Separately, a two-count indictment was returned against Gus Koutromanos (age 68) of New Berlin charging him with two counts of tax evasion. The indictment alleges that during 2012, Koutromanos, who was the part-owner of a restaurant known as Omega on Twenty Seven, located on S. 27th Street in Milwaukee, paid restaurant employees more than $385,000 in cash, from which he did not withhold income or payroll taxes. Koutromanos faces up to 10 years in prison and fines of up to $500,000 if convicted
In addition, the government filed a plea agreement that had been reached with Scott Sherman (age 45), an accountant residing in Sheboygan. Under the terms of this plea agreement, Sherman will plead guilty to one count of filing a false federal income tax return. Sherman, who provided accounting and bookkeeping services to Paul Bouraxis and his businesses, failed to report all of the income he earned from his accounting practice during the years 2007-2011. As a result, Sherman underpaid his income taxes by more than $48,000.
Sherman faces up to three years in prison and a fine of up to $250,000. Sherman has agreed to make full restitution to the IRS for the unpaid taxes, penalties and interest, which is presently estimated to be approximately $93,000. As part of his plea agreement, Sherman has also agreed to cooperate with the government in its investigation and prosecution of this and related matters.
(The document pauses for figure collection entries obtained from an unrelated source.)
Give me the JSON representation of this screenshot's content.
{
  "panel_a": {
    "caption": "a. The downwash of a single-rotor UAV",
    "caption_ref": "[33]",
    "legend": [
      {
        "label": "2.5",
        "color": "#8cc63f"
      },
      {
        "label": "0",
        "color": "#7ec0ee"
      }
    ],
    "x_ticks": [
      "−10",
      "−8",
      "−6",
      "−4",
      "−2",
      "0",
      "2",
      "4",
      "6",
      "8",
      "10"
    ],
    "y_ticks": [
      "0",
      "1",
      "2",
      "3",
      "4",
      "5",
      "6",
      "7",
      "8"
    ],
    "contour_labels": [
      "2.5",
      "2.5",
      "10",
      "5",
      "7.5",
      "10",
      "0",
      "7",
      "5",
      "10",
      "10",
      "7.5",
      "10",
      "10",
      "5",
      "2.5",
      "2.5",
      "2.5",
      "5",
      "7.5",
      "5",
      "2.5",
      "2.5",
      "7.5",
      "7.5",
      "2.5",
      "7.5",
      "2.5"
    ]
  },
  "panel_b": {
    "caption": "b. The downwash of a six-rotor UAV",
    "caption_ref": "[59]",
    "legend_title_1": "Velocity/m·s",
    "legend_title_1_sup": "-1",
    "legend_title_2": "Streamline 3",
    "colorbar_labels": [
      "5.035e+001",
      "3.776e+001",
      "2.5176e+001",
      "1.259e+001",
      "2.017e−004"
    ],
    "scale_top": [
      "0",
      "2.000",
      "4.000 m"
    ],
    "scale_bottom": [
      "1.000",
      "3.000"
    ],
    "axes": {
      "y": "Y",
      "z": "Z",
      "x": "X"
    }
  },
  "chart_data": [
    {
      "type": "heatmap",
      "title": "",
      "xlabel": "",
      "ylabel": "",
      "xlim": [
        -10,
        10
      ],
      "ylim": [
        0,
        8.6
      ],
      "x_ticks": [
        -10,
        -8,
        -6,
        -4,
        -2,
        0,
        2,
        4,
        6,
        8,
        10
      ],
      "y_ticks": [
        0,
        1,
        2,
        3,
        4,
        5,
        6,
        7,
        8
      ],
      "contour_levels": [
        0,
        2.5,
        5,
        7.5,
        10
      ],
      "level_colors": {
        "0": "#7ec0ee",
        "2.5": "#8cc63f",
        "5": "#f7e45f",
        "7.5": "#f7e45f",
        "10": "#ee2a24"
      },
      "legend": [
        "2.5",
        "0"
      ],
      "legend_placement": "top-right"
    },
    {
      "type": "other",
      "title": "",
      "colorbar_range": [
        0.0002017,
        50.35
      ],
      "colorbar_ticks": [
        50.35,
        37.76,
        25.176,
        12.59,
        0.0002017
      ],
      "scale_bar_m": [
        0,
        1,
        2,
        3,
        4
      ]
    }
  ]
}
These matters were investigated by Special Agents from the Internal Revenue Service Criminal Investigation and the Federal Bureau of Investigation. The prosecution is assigned to Assistant United States Attorneys Matthew Jacobs and Richard Frohling.
“This indictment should serve as a warning to those who choose to actively engage in illegal schemes to evade their income and payroll tax obligations,“ said Shea Jones, Special Agent in Charge of IRS Criminal Investigation’s St. Paul Field Office. “Using cash in an attempt to conceal illegal activity will not deter IRS Criminal Investigation’s Special Agents from vigorously pursuing those who threaten the integrity of our nation’s tax system.”